In the largest single-day roundup of undocumented workers in U.S. history, Immigration and Customs Enforcement agents raided six work sites in Mississippi last week, arresting 680 workers. Yet, so far, not a single employer has been arrested. Republican members of Congress should be as outraged as their Democratic counterparts, who are demanding to know why employers aren’t being held accountable.
President Donald Trump’s strategy seems to focus on capturing and expelling as many undocumented workers as possible ahead of the 2020 election, as if get-tough images of workplace arrests and frightened families would win him the votes he needs. But his hands-off policy toward the employers who enable and encourage such migrants tells an entirely different story about Trump’s supposed immigration solutions. It is a story of unabashed hypocrisy.
The driving force behind the immigration problem is jobs. Immigrants aren’t swarming across the border for the sunny beaches and beautiful mountain vistas. They’re coming for the combination of a safe haven for their children and work to put food in their bellies. In most cases, employers hire them to perform low-paying and odious tasks, like processing chickens, that Americans won’t do.
It takes two people to violate the law under such circumstances: the migrant who knows he or she is not allowed to work in this country, and any employer who hires such people without verifying their legal status.

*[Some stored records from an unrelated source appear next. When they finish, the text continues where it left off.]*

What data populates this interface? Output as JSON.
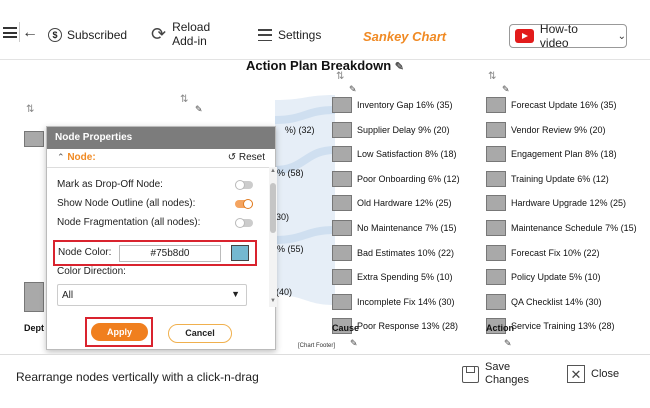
{
  "toolbar": {
    "subscribed_label": "Subscribed",
    "reload_label": "Reload Add-in",
    "settings_label": "Settings",
    "app_title": "Sankey Chart",
    "howto_label": "How-to video"
  },
  "chart": {
    "title": "Action Plan Breakdown",
    "footer": "[Chart Footer]",
    "axis_labels": [
      "Dept",
      "Cause",
      "Action"
    ],
    "partial_labels": [
      "%) (32)",
      "% (58)",
      "30)",
      "3% (55)",
      "(40)"
    ]
  },
  "chart_data": {
    "type": "sankey",
    "title": "Action Plan Breakdown",
    "columns": [
      {
        "name": "Cause",
        "nodes": [
          {
            "label": "Inventory Gap 16% (35)",
            "pct": 16,
            "value": 35
          },
          {
            "label": "Supplier Delay 9% (20)",
            "pct": 9,
            "value": 20
          },
          {
            "label": "Low Satisfaction 8% (18)",
            "pct": 8,
            "value": 18
          },
          {
            "label": "Poor Onboarding 6% (12)",
            "pct": 6,
            "value": 12
          },
          {
            "label": "Old Hardware 12% (25)",
            "pct": 12,
            "value": 25
          },
          {
            "label": "No Maintenance 7% (15)",
            "pct": 7,
            "value": 15
          },
          {
            "label": "Bad Estimates 10% (22)",
            "pct": 10,
            "value": 22
          },
          {
            "label": "Extra Spending 5% (10)",
            "pct": 5,
            "value": 10
          },
          {
            "label": "Incomplete Fix 14% (30)",
            "pct": 14,
            "value": 30
          },
          {
            "label": "Poor Response 13% (28)",
            "pct": 13,
            "value": 28
          }
        ]
      },
      {
        "name": "Action",
        "nodes": [
          {
            "label": "Forecast Update 16% (35)",
            "pct": 16,
            "value": 35
          },
          {
            "label": "Vendor Review 9% (20)",
            "pct": 9,
            "value": 20
          },
          {
            "label": "Engagement Plan 8% (18)",
            "pct": 8,
            "value": 18
          },
          {
            "label": "Training Update 6% (12)",
            "pct": 6,
            "value": 12
          },
          {
            "label": "Hardware Upgrade 12% (25)",
            "pct": 12,
            "value": 25
          },
          {
            "label": "Maintenance Schedule 7% (15)",
            "pct": 7,
            "value": 15
          },
          {
            "label": "Forecast Fix 10% (22)",
            "pct": 10,
            "value": 22
          },
          {
            "label": "Policy Update 5% (10)",
            "pct": 5,
            "value": 10
          },
          {
            "label": "QA Checklist 14% (30)",
            "pct": 14,
            "value": 30
          },
          {
            "label": "Service Training 13% (28)",
            "pct": 13,
            "value": 28
          }
        ]
      }
    ]
  },
  "dialog": {
    "title": "Node Properties",
    "section": "Node:",
    "reset_label": "Reset",
    "drop_off_label": "Mark as Drop-Off Node:",
    "outline_label": "Show Node Outline (all nodes):",
    "fragmentation_label": "Node Fragmentation (all nodes):",
    "color_label": "Node Color:",
    "color_value": "#75b8d0",
    "direction_label": "Color Direction:",
    "direction_value": "All",
    "apply_label": "Apply",
    "cancel_label": "Cancel"
  },
  "bottom": {
    "hint": "Rearrange nodes vertically with a click-n-drag",
    "save_label": "Save Changes",
    "close_label": "Close"
  },
  "colors": {
    "accent": "#f07f1e",
    "highlight": "#d9232e",
    "node": "#a9a9a9",
    "flow": "#dce8f3"
  }
}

The Trump administration is obsessed with the former but seems not terribly concerned about punishing the latter. Why is that?
One possible explanation is that Trump’s own businesses have hired undocumented immigrants. One employee who went public in protest of Trump’s immigration policies was Victorina Morales, an undocumented immigrant from Guatemala who made Trump’s bed at his golf resort in Bedminster, N.J. The White House was so satisfied with her work it issued her a certificate of appreciation last year.
Employers in businesses such as hotel staffing, roofing, fruit-picking, landscaping and restaurant services are fully aware that they’d go out of business without having backdoor access to these workers. As long as they can credibly claim ignorance about the legal status of their workers, federal law gives them plenty of wiggle room to evade justice. The law imposes a high bar on prosecutors to prove that employers knew of workers’ illegal status but hired them anyway.
Two of the Mississippi chicken-processing plants are owned by a Chinese man who federal authorities believe was fully aware of his worker’s status. Others, such as industry giant Koch Foods, say they use the federal e-Verify system to authenticate workers’ legal employment status, which is mandatory in Mississippi.
Clearly, the system didn’t work — a symptom of an overall broken immigration system. Trump is under the illusion that the only fix is by wrecking workers’ lives and destroying their livelihoods, while leaving their employers free to hire the next migrant who comes along.